Coding Style

Follow style guides PEP 8 and PEP 20. We strongly recommend you to read these style guides (if not already done), because these are the official Python style guides which give you advice how to create beautiful, readable and clean (in short “pythonic”) code. For reference reasons, we summarize the most important points for this project and points that are often overlooked here:

  • Use four spaces per indentation level. Do not use tabs!

  • Imports are put at the top of the file, just after any module comments and docstrings. Imports should be grouped in the following order:

    1. Standard library imports.

    2. Related third party imports.

    3. Local application/library specific imports.

  • Naming conventions (A comprehensive summary of the following naming conventions can be found here):

    • Use meaningful, descriptive, but not too long names.

    • Too specific names might mean too specific code.

    • Spend time thinking about readability.

    • Package names (i.e. ultimately directory names): lowercase (avoid underscores)

    • Module names (i.e. ultimately filenames): lower_case_with_underscores

    • Class names: CapitalizedWords

    • Function names: lower_case_with_underscores

    • Variable names: lower_case_with_underscores

    • Constant variable names: UPPER_CASE_WITH_UNDERSCORES

    • Underscores:

      • _: For throwaway varibales, i.e. for variables that will never be used. For instance if a function returns two values, but only one is of interest.

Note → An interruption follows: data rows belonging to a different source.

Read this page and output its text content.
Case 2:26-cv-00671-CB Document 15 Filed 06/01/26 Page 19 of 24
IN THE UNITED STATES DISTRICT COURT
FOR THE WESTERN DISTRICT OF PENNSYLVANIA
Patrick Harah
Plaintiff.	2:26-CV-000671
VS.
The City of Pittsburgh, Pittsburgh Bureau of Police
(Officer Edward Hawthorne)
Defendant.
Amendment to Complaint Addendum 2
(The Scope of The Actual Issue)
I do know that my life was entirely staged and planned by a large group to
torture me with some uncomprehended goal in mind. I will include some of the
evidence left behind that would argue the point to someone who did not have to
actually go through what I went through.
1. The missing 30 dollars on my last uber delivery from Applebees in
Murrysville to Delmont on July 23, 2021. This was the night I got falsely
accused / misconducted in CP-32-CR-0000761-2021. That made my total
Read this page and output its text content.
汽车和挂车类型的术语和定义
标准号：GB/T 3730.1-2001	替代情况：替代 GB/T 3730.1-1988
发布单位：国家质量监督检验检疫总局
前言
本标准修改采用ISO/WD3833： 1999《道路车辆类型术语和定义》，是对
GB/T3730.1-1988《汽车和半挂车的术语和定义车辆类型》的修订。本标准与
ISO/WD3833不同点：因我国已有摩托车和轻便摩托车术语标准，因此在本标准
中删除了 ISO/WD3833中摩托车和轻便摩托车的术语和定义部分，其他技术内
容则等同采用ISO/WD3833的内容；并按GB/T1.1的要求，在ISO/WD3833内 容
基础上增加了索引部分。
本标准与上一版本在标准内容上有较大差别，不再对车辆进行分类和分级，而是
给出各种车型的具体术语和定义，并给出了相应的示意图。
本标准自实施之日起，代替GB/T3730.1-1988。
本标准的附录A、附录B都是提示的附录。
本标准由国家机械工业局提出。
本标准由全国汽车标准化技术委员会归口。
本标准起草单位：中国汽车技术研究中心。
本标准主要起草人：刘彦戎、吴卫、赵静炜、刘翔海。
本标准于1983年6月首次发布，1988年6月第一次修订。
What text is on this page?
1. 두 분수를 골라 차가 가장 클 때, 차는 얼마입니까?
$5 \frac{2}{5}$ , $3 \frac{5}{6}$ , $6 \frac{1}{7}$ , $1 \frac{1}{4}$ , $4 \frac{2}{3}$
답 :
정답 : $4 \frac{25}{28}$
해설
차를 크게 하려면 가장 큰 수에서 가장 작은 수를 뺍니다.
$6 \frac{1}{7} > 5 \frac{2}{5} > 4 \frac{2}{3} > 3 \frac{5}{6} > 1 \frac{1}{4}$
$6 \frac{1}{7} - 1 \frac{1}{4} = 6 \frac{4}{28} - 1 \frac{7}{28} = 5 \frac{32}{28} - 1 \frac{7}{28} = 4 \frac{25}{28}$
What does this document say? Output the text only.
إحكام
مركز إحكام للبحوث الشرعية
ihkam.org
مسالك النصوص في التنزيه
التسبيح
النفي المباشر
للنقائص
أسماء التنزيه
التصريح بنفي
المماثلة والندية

      • single_trailing_underscore_: Used by convention to avoid conflicts with Python keywords, e.g. list_ = [0, 1] instead of list = [0, 1]

      • _single_leading_underscore: Weak “internal use” indicator, comparable to the “private” concept in other programming languages, though there is not really such a concept in Python.

      • __double_leading_underscore: For name mangling.

      • __double_leading_and_trailing_underscore__: “dunders” (double underscores). “Magic” objects or attributes that live in user-controlled namespaces, like __init__. Never invent such names, only use them as documented.

    • Standard names for

      • MDAnalysis Universes: u

      • (MDAnalysis) trajectories: trj

      • Trajectory files: trjfile

      • (MDAnalysis) topologies: top

      • Topology files: topfile

      • MDAnalysis timesteps: ts

      • Time step between two trajectory frames: dt or time_step

      • Simulation boxes: box

      • MDAnalysis SegmentGroups: sg

      • MDAnalysis ResidueGroups: rg

      • MDAnalysis AtomGroups: ag

      • reference AtomGroups: ref

      • selection AtomGroups: sel

      • selection strings: sel or sel_str

      • NumPy index arrays: ix

      • NumPy boolean arrays to use as mask for other arrays: mask

      • temporary varibles: tmp or varname_tmp

      • particle positions (coordinates): pos. Do not use coord to avoid confusion with variables related to coordination. The other way round, try to use lig or ligands (if it does not disturb readability) instead of coord for varibales related to coordinations.

Project specific deviations from and additions to PEP 8:

  • When writing a new script, make use of the script_template in the scripts/ directory. You can also use it as an example to illustrate the following points.

  • Limit all lines (not only docstrings and comments) to a maximum of 72 characters. PEP 8 says that docstrings and comments must always be limited to 72 characters. On the other hand, code should be limited to 79 characters. To keep things simple, we apply the same rule to comments/docstrings and code. By doing so, you can set up your editor to warn you if you exceed 72 characters. The limited line length of 72 characters can be exceeded if it improves readability.

  • Trailing spaces are only allowed in blank lines. In fact, in indented blocks we recommend “trailing” spaces in blank lines until the indentation level. But this might depend on the convenience of your text editor.

  • Use single quotes for keywords and double quotes for “real” strings. We consider a string as “real” string, when it is intended to be read and understood by humans (so particulary any strings printed to stdout or stderr). On the other hand, a string like ‘__main__’ in if __name__ == '__main__': is what we consider a “keyword” string, since it is only interpreted as a key phrase by the computer. So, use single quotes here.

  • If you import objects from other scripts into your current script, only import from scripts in the same directory or subdirectories.

  • When writting a script, use argparse as command-line interface.

  • Try to avoid hardcoding anything too keep code as generic and flexible as possible.

  • When dealing with a lot of data like MD trajectories, performance (speed and memory usage) counts. Make a good compromise between performance and code readability. As a guide line, scripts should be able to run on an average desktop PC.